Cryptosporidium muris in adult mice: adoptive transfer of immunity and protective roles of CD4 versus CD8 cells

Abstract

The aim of this study was to investigate the role of the CD4 and CD8 T cells in immunity to cryptosporidia by using Cryptosporidium muris and a mouse model of infection. Two approaches were used, each involving the use of rat anti-T-cell surface marker monoclonal antibodies (MAbs). In the first, the adoptive transfer of immunity was studied by using the CB.17 SCID mouse (which lacks T and B cells) as the host; in the second, the effect on susceptibility of BALB/c mice to infection was examined following depletion of T cells or subsets of T cells. In adoptive immunity experiments, the conditions which differentiated between resistance associated with reconstitution of SCID mice with naive BALB/c lymphocytes and the transfer of immunity with primed lymphocytes from infected animals were determined. Primed spleen or mesenteric lymph node cells conferred better protection to recipients than naive cells when obtained from donors which had developed resistance to infection.

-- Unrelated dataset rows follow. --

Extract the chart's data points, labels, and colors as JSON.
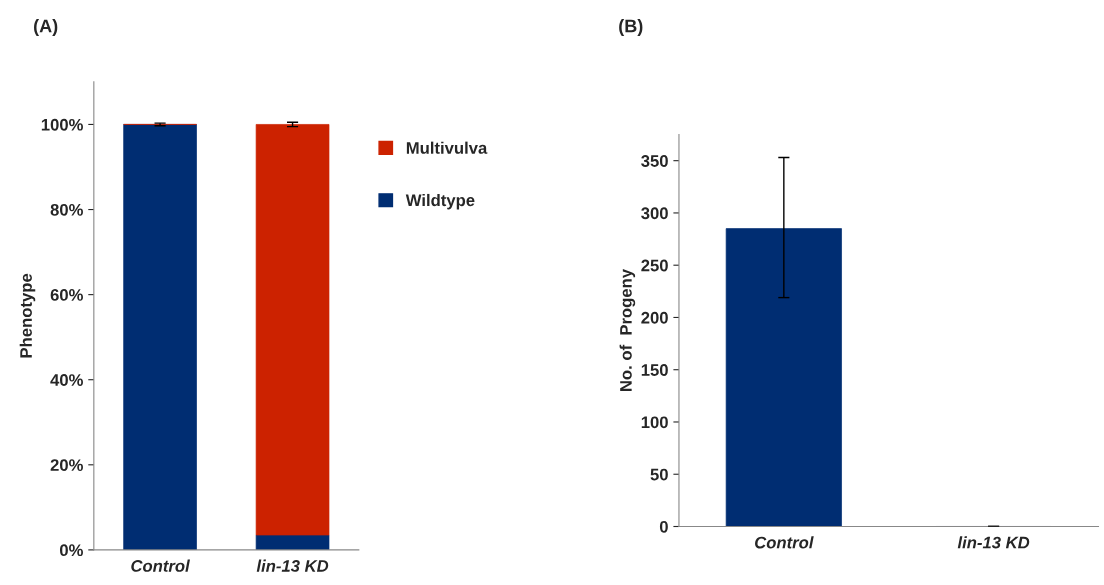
{
  "chart_data": [
    {
      "type": "bar",
      "title": "(A)",
      "ylabel": "Phenotype",
      "categories": [
        "Control",
        "lin-13 KD"
      ],
      "stacked": true,
      "ylim": [
        0,
        110
      ],
      "yticks": [
        {
          "value": 0,
          "label": "0%"
        },
        {
          "value": 20,
          "label": "20%"
        },
        {
          "value": 40,
          "label": "40%"
        },
        {
          "value": 60,
          "label": "60%"
        },
        {
          "value": 80,
          "label": "80%"
        },
        {
          "value": 100,
          "label": "100%"
        }
      ],
      "legend": "right",
      "grid": false,
      "series": [
        {
          "name": "Wildtype",
          "color": "#002d72",
          "values": [
            100,
            3.5
          ],
          "errors": [
            0.3,
            null
          ]
        },
        {
          "name": "Multivulva",
          "color": "#cc2200",
          "values": [
            0,
            96.5
          ],
          "errors": [
            null,
            0.5
          ]
        }
      ]
    },
    {
      "type": "bar",
      "title": "(B)",
      "ylabel": "No. of  Progeny",
      "categories": [
        "Control",
        "lin-13 KD"
      ],
      "ylim": [
        0,
        375
      ],
      "yticks": [
        0,
        50,
        100,
        150,
        200,
        250,
        300,
        350
      ],
      "grid": false,
      "series": [
        {
          "color": "#002d72",
          "values": [
            285,
            0
          ],
          "errors": [
            [
              219,
              353
            ],
            0
          ]
        }
      ]
    }
  ]
}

Adoptive immunity was abrogated when Thy.1 cells or CD4 cells were depleted from primed cells, while depletion of CD8 cells could reduce the level of protection. In the study of C. muris in BALB/c mice, treatment with either anti-Thy.1 plus anti-Lyt.1 or anti-CD4 MAbs increased susceptibility to a primary infection as determined by the size and duration of oocyst production, but an anti-CD8 MAb produced an increase only in oocyst shedding. Thus, both CD4 and, to a lesser extent, CD8 cells appeared to be involved in resistance to primary and secondary C. muris infection.